Five years have passed since the signing of a peace agreement that ended 27 years of civil war in Angola. As the state continues to rehabilitate the healthcare system and develops a proper healthcare infrastructure, MSF in 2006 and 2007 engaged in a gradual process of closing and handing over its activities to government, local and international development NGOs.
Prior to the final project closures, MSF was particularly active in responding to cholera outbreaks. Rapid urbanization, inadequate water and sanitation systems and a disorganized public health system combined with heavy rains accelerated the country’s worst ever recorded outbreak of cholera in February 2006. MSF treated more than 26,000 people during this intervention, which lasted until September. In November 2006, more people presented with cholera in Lubango, Huila province and MSF launched another intervention that lasted until January 2007, treating approximately 6,000 people.
MSF transfers its remaining projects in 2006/2007
- In Kuito, Bié province, support ended for the TB program at the provincial hospital, which had approximately 500 patients undergoing treatment. MSF had previously supported the overall management of the hospital, which was transferred to Angolan authorities at the end of 2003.
- A malaria treatment center in Kuito was also handed over to local authorities. Following several studies conducted on resistance to various anti-malarial drugs, new malaria treatment protocols using artesunate-based combination therapy had been introduced both in the Kuito hospital and at health posts.
- MSF has also supported the 80-bed hospital in Camacupa and four health posts for the treatment of TB, malaria and malnutrition. Approximately 200 people were receiving TB treatment at this project, which was taken over by the Ministry of Health (MoH) at the end of 2006.

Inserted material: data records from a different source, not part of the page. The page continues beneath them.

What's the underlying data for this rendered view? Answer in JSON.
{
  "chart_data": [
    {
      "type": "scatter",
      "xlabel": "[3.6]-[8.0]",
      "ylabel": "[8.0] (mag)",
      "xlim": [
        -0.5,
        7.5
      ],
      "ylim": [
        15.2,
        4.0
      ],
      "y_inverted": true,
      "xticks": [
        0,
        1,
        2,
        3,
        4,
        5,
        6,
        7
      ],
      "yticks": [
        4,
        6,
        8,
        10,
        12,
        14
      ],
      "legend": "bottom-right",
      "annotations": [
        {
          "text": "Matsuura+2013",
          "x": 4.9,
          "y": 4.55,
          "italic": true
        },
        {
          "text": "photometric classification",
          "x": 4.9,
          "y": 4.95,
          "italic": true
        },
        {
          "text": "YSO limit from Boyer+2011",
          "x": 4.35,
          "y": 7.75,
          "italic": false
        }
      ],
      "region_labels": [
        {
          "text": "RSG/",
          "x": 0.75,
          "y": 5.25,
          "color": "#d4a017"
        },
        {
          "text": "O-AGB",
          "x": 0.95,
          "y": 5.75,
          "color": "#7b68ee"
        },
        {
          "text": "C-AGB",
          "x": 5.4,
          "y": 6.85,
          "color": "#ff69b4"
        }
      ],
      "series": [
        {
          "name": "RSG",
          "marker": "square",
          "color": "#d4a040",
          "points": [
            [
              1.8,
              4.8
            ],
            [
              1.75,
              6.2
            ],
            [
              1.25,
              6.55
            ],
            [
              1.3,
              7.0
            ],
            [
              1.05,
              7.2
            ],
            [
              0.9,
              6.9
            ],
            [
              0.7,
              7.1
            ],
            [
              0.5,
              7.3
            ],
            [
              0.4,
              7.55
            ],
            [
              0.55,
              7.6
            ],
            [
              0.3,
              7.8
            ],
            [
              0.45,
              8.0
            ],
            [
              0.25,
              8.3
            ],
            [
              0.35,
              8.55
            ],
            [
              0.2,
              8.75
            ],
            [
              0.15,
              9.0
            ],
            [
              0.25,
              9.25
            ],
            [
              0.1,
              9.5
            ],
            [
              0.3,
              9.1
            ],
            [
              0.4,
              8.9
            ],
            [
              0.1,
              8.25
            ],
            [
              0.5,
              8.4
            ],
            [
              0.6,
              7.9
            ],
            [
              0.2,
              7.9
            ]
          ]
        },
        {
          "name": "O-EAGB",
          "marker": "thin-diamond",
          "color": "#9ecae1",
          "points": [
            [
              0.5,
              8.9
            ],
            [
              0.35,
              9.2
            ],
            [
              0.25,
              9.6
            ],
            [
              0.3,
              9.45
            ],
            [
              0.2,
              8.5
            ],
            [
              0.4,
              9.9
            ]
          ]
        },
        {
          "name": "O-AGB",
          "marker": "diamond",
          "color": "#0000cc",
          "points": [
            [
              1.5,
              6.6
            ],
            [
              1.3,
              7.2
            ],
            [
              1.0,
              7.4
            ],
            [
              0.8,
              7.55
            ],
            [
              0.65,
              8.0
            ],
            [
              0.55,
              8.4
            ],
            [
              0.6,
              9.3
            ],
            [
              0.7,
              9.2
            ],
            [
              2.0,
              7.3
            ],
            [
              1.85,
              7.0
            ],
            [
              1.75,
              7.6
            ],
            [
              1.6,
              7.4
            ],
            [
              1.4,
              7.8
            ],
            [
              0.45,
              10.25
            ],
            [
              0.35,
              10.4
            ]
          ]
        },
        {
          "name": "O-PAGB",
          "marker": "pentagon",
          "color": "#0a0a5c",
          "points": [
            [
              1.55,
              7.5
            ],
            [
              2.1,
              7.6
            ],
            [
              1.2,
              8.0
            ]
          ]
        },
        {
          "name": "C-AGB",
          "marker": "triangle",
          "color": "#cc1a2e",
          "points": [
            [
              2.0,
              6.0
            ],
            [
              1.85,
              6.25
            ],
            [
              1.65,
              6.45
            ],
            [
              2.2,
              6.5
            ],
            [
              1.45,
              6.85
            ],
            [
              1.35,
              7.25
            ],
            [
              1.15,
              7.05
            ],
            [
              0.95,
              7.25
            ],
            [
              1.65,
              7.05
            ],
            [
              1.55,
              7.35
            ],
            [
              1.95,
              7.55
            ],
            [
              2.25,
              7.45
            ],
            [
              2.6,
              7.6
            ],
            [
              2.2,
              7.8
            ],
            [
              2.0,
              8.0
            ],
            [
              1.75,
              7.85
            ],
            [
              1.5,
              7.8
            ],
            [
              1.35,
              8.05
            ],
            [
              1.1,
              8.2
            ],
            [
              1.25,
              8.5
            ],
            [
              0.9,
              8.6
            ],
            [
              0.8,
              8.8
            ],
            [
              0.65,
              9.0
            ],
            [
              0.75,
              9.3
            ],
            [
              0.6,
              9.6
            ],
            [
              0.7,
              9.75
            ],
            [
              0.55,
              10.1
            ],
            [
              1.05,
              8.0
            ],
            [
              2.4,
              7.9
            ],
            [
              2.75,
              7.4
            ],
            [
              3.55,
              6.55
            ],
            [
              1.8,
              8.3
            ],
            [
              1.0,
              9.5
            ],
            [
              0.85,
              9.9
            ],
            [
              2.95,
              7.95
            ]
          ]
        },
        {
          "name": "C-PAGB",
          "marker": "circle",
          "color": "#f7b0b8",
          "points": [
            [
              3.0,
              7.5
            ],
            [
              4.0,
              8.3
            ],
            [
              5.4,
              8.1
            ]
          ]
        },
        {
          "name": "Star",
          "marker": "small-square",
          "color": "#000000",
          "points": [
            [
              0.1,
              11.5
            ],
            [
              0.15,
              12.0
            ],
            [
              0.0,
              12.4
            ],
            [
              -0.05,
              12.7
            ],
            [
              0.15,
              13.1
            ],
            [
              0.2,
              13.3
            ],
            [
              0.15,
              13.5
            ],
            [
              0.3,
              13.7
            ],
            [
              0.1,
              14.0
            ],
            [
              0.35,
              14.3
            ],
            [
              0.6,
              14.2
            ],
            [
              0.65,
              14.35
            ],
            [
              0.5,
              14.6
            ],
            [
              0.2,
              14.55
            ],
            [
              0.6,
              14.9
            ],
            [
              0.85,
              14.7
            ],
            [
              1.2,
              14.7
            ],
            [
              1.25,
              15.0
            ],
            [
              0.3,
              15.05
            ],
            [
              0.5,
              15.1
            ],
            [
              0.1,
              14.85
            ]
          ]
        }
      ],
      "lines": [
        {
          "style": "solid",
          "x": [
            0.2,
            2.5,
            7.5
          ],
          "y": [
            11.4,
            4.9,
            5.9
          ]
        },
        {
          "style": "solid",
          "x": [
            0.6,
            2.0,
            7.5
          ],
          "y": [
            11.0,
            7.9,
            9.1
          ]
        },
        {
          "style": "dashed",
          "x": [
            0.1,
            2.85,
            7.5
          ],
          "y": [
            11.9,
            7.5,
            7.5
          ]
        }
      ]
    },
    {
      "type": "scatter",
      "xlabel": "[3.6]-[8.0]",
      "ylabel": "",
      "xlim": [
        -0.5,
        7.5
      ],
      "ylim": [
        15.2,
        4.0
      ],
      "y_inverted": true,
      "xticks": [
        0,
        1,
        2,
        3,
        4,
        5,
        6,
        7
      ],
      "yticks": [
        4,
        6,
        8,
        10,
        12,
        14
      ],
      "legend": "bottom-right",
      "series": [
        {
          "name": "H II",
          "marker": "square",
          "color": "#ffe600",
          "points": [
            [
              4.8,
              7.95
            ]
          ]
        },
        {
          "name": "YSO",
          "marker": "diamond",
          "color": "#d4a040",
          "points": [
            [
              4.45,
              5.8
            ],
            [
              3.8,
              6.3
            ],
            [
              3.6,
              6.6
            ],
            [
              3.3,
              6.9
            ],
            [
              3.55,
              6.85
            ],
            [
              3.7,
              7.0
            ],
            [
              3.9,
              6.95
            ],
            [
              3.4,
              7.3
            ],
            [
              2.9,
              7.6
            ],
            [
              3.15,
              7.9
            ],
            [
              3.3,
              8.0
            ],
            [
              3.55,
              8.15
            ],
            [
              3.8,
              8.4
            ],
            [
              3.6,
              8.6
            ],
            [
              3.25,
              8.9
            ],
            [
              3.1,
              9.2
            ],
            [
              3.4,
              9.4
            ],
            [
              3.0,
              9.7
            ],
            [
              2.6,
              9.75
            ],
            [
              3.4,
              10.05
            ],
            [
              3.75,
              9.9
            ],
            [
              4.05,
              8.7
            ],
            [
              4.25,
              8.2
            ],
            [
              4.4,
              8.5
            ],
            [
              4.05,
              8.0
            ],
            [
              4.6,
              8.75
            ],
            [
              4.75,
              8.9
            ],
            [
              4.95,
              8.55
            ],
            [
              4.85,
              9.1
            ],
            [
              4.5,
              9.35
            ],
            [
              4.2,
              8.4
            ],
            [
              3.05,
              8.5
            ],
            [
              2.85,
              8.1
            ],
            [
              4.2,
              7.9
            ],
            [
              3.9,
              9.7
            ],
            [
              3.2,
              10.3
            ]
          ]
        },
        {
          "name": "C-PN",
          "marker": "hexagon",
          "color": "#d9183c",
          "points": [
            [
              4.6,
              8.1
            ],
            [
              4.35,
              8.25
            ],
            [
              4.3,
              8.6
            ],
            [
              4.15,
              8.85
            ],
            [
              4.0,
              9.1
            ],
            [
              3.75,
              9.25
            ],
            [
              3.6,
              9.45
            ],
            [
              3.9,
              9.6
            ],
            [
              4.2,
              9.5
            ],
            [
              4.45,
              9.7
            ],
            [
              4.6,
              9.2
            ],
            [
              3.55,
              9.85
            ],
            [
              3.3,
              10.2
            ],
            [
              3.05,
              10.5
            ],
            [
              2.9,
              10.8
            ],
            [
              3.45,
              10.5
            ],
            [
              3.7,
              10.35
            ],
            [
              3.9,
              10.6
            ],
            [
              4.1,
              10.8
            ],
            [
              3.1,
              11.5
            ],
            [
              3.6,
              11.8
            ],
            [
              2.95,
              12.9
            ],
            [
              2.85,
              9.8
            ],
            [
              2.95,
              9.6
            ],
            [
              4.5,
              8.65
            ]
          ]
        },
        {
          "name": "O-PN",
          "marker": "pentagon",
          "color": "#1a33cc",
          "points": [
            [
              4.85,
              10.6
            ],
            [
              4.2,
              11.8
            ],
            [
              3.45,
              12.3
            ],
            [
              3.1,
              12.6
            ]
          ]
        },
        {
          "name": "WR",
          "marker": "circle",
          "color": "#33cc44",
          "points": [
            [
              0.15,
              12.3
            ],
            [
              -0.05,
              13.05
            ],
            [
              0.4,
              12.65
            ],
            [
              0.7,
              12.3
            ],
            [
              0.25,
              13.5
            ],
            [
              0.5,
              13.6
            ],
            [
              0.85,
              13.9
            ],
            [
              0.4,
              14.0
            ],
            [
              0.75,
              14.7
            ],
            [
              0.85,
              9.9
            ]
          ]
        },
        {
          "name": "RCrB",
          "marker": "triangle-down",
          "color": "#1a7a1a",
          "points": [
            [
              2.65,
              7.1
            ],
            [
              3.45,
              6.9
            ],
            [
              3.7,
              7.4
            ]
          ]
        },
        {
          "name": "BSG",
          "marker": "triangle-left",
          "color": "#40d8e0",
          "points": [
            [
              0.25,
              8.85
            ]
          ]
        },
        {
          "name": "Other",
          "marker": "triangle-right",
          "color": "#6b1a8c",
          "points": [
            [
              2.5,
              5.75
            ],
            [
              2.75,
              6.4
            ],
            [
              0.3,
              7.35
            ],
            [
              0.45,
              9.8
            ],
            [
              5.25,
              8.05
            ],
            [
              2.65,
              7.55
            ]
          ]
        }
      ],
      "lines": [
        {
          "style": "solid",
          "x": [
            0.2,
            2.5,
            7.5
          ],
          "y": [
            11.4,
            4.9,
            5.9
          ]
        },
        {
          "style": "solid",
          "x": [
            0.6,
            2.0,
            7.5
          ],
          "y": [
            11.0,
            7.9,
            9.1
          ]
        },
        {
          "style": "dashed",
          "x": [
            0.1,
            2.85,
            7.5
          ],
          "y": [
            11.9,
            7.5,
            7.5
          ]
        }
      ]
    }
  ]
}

- In Cuemba, Bié province MSF had upgraded a health center to a municipal hospital, which provided quality primary and secondary healthcare to residents and returning populations, a total target population of 84,000. The Cuemba project was handed to the MoH at the end of 2006
- The project in Mavinga, Province of Cuando Cubango was handed over to the MoH. MSF had supported the local hospital since the ceasefire in 2002. Approximately 80,000 people are living in this area, which is one of the most remote regions of Angola.
- In the city of Malanje, MSF had run a project for HIV/AIDS, TB and malaria since 2003. In 2006, 9,766 people were tested for HIV and 181 were enrolled in a treatment program. Almost 20,000 people were treated for malaria during 2006. Health authorities took over this project in May of 2007.
- Between January 2006 and April 2007, MSF assisted an average of 270 pregnant women monthly in the Xa-Muteba clinic in Lunda Norte province. The project was transferred to the MoH in May 2007.
As of August, 2007, MSF had completely withdrawn from Angola.
MSF worked in Angola from 1983 until 2007.